I sobbed until my entire body hurt. Sleep finally claimed me, curled up like a kitten in the heart of the great bed I had once shared with my husband. The nauseous churning in my stomach woke me hours later and forced me to vomit thin, acidic bile for twenty minutes before I could stomach any of the scrambled eggs, hard biscuits, and smoked fish the kitchen table offered me.
That night was the worst. My first night here was pretty bad. The second night, the night when I realized no rescue was coming, or even possible, was worse. But the night when Óðinn appeared and vanished, teasing me with the possibility of companionship, was the new record for Worst Night on Asgard.
I did not return to those cliffs. Once I started mapping the northern coast, and tracking the wildlife, it was slightly easier to forget those high walls, with their whispered promise of a swift, painless death.
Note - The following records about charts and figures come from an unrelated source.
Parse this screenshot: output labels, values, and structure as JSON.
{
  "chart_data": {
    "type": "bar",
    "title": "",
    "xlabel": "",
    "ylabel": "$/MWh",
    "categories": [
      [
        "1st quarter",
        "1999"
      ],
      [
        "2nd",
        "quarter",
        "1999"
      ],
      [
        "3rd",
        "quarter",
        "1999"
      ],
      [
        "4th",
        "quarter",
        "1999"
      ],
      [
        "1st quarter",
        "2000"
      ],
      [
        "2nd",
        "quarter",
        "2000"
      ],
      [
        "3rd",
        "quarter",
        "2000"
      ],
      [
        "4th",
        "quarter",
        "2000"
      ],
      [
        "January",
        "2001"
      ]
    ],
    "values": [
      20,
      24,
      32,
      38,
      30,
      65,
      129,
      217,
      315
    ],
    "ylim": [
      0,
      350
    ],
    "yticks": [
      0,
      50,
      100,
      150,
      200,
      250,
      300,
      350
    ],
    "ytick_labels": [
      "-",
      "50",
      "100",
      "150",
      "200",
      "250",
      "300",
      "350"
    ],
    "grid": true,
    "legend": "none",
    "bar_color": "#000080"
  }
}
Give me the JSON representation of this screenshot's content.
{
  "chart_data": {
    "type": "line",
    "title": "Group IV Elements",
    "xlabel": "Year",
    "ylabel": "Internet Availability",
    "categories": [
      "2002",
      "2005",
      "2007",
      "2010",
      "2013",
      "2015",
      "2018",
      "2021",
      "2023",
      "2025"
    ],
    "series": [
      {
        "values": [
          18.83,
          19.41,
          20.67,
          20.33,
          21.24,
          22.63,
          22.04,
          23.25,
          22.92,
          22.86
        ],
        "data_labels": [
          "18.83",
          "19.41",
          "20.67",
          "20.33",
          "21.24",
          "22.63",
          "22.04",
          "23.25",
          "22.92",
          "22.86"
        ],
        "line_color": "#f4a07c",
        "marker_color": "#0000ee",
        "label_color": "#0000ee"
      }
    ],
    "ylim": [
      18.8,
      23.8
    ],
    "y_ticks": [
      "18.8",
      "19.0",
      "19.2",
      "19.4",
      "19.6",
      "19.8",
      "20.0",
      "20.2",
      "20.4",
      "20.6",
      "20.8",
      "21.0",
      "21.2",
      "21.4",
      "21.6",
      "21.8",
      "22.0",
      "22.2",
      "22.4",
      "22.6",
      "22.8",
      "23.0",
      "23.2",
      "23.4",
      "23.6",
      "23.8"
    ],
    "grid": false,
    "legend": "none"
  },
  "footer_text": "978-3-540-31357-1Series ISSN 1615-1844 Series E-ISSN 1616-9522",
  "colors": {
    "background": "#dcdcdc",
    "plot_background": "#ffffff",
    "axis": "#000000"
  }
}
I curled an arm around my waist, pressing slightly to feel the ripening bulge of my uterus.
“Stop it,” I whispered to myself.
I had considered not eatin
g again, just to bring Óðinn back. But my thoughts hadn’t gone any further than idle speculation. Even if I did bring Óðinn back, what the hell could I say? Would I beg him to stay and chat with me for a few hours? To take me back to wherever it was he lived?
“Stop it,” I said again, more forcefully this time. The candles flickered slightly.
I bent over and grabbed the stupid embroidery supplies. Usually trying to do a freeform needlepoint of a new species took all my mental effort, leaving plenty little time for feeling sorry for myself or fretting over the impossibility of what came next. Squinting, I threaded my smallest needle with bright orange thread. The little bird had a brilliant orange chest with a purple-capped head. Right now, I was trying to fill in the breast, although it was already slightly lopsided. I jabbed my needle into the silky fabric, pulling the thread taut.
The candles on the table flickered again. I frowned. The windows were all closed. My skin crawled, shivering with the delicate prickle of electricity. The hairs on the back of my neck tingled.
“Hello?” I said.
The air in the room shifted, as if a door had opened behind me.
Loki stood before me, almost touching the kitchen table. His wild red hair fluttered and settled around his shoulders. His cold, blue eyes widened when they met mine.
“No!” I screamed, jumping to my feet. Spools of threads and embroidery hoops went flying. “Loki, it’s a trap!”
The air swirled. The candles sputtered. Thin gray wisps of smoke rose from the few candles whose flames had just vanished, overwhelmed by the sudden motion. My entire body shivered, and my skin felt like it wanted to crawl away from my body.
“Loki!” I screamed.
Another figure appeared behind Loki’s tall body. Loki’s pale eyes widened even further, and his lips parted silently. A bloom of red appeared in the center of his chest, spreading across the dark green fabric of his shirt. I stared, transfixed, as the green of Loki’s clothes turned black.